Text: Christian Seiffert
Fotos: Staudengärtnerei Gaißmayer

Eine Pflanze lässt mich in Verzückung geraten und gleichzeitig in schiere Verzweiflung. Hier im Jamlitzer Sand steht sie, nein sie steht nicht, sie wandert! Und hat jetzt, Ende Oktober, ihr zartes Blütenmeer ausgebreitet. Es handelt sich um eine Aster mit besonderen Eigenschaften: Sie bleibt sehr niedrig am Boden, ihre Stiele sind hölzern fest, sie blüht besonders spät. Kurzum, sie ist eine zauberhafte Staude auch in trockenen Gefilden, selbst wenn sie, wie es in den Katalogen heißt, gern frischen Boden mag. Na, und nun muss ich mit dem Namen herausrücken. Die Pflanze heißt 'Snowflurry', übersetzt also Schneeschauer oder Schneegestöber. Das ist fein beobachtet, englisch klingt es aber lustiger als im Deutschen. Ein frühes Schneetreiben Ende Oktober. So etwas gibt es ja öfter, aber blüht diese Aster, erfreut dies das Herz weit mehr. Die Staudengärtner und Staudenvermarkter haben versucht, dieser Aster neben 'Snowflurry' beschreibende deutsche Bezeichnungen zu geben. Herausgekommen sind: Teppichaster, Steinaster, Myrtenaster, Teppich-Myrtenaster und sogar Septemberkraut. Letztere Bezeichnung klingt, als ob die Aster schon 150 Jahre in deutschen Gärten stünde. Der Name könnte Heinrich Marzells »Wörterbuch der deutschen Pflanzennamen« entsprungen sein.

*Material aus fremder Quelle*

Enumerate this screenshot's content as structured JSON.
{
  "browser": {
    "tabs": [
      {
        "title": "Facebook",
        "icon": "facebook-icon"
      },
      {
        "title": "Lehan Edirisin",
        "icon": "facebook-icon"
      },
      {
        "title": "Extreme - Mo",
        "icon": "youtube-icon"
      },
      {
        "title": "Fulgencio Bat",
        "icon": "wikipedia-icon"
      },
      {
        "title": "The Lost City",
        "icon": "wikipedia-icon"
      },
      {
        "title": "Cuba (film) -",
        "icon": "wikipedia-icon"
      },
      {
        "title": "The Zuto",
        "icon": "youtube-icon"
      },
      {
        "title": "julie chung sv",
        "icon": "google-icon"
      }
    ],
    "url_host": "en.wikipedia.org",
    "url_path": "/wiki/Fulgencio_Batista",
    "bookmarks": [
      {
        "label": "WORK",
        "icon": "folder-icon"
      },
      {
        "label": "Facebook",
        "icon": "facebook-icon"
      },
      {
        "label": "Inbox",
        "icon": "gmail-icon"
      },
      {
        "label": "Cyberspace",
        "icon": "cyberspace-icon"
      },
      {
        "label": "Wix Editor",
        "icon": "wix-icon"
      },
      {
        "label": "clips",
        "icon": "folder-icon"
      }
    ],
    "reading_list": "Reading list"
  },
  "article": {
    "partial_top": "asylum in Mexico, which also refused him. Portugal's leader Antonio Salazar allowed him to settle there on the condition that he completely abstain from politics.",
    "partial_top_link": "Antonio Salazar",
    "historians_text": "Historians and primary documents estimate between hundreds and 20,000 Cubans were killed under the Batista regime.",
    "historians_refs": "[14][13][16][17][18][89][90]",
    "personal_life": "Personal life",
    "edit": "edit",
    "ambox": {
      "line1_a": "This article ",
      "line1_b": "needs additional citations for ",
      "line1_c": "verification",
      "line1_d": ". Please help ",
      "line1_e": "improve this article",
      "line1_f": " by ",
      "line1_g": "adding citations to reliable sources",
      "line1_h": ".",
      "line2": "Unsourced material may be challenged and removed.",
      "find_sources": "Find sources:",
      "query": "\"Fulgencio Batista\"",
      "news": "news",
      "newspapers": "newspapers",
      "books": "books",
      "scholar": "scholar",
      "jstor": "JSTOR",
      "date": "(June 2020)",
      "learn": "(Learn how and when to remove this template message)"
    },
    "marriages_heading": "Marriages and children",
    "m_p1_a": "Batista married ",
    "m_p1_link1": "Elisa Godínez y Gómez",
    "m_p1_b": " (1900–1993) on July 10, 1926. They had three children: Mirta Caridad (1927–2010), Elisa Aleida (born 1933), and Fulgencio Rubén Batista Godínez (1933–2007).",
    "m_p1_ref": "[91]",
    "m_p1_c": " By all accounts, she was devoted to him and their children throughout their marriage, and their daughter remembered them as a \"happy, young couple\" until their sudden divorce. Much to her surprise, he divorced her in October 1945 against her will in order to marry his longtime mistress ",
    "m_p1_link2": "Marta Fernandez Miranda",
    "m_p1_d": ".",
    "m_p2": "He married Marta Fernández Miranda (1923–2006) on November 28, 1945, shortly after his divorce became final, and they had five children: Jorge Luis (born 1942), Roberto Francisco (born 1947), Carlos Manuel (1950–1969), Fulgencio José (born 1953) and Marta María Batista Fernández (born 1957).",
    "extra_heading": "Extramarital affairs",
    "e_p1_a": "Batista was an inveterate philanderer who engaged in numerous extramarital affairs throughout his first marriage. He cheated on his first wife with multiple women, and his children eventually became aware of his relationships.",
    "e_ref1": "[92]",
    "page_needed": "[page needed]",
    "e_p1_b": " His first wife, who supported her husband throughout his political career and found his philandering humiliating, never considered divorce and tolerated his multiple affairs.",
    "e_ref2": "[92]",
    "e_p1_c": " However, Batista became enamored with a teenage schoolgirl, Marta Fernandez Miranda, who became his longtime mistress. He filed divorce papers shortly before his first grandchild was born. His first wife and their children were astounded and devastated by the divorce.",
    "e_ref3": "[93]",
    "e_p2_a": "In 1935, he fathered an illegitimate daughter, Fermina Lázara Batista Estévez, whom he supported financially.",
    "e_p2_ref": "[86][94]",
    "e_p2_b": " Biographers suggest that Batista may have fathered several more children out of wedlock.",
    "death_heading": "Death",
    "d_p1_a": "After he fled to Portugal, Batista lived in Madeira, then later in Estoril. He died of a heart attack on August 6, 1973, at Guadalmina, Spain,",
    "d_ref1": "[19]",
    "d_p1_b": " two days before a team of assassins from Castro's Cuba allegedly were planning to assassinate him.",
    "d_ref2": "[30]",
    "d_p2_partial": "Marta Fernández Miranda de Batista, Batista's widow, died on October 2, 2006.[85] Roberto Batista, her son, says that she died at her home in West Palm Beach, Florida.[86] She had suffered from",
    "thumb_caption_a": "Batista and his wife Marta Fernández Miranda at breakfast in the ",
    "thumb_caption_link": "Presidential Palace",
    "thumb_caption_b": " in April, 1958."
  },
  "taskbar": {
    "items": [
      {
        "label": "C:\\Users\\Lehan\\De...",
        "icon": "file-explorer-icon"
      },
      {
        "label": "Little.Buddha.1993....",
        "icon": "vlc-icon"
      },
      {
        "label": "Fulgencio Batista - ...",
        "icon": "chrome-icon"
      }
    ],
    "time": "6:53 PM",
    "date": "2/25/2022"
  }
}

Ich habe anfangs von Verzweiflung gesprochen. Das bezieht sich aber nicht auf die Pflanze selbst, sie ist unschuldig wie eine Madonnenlilie – wenn auch behauptet wird, man müsse sie zurückschneiden und ihre Vermehrung durch Samen verhindern (was ich noch nie gemacht habe!). Zur Verzweiflung haben mich all die Menschen gebracht, die versucht haben, dem Kind einen Namen zu geben. 'Snowflurry' ist treffend und hübsch, ist vermutlich der Gärtnerin Beth Chatto spontan über die Zunge gekommen, als sie diese schöne Variante fand. Das kann erst Ende des 20. Jahrhunderts gewesen sein, als sie ihre »unusual Plants« auf den Staudenmarkt brachte. Richard Hansens großes Staudenbuch von 1981 erwähnt diese Aster mit keiner Silbe, er hätte es gewiss getan, wenn er von ihr gewusst hätte.

'Snowflurry' ist aber ein Name und keine botanische Bezeichnung. Und nun versuchen Sie mal, die korrekte wissenschaftliche Bezeichnung zu finden! Wussten Sie, dass die amerikanischen Astern nicht mehr Astern heißen? Sie unterscheiden sich so sehr von den eurasischen Astern, dass die Taxonomen sich gezwungen sahen, die »Amerikaner« in eine neue Gattung zu stecken. Die nennt sich nun Symphyotrichum. Man stelle sich vor: Symphyotrichum novi belgii oder Symphyotrichum novae angliae! Ein Horror für jeden Staudengärtner. Nun habe ich mal geschaut, unter welchen Namen 'Snowflurry' noch im Internet angepriesen wird. Viele lassen die botanischen Namen einfach weg. Bei anderen steht mal Aster pansus, oder Aster diffusus und wieder bei anderen Aster ericoides. Im Gaissmayer-E-Shop werden, witziger Weise, gleich alle drei Namen genannt. Korrekt aber ist keine dieser Bezeichnungen. Als aus dem Nordosten Nordamerikas stammende Aster, wäre der korrekte Name Symphyotrichum. Richtig liegt, wer die Artbezeichung ericoides anfügt. Das trifft die Sache aber noch nicht ganz. Unter ericoides verstecken sich Unterarten, Subspecies. Falls mir kein gravierender Fehler unterlaufen ist, heißt 'Snowflurry' jetzt botanisch Symphyotrichum ericoides var. prostratum. Dabei bedeutet ericoides der Erica ähnlich und prostratum hingestreckt oder ausgebreitet. Die Bedeutung von Symphyotrichum kann ich in meinem etymologisch-botanischen Wörterbuch nicht finden. Wer die Bedeutung kennt, kriegt'n Taler.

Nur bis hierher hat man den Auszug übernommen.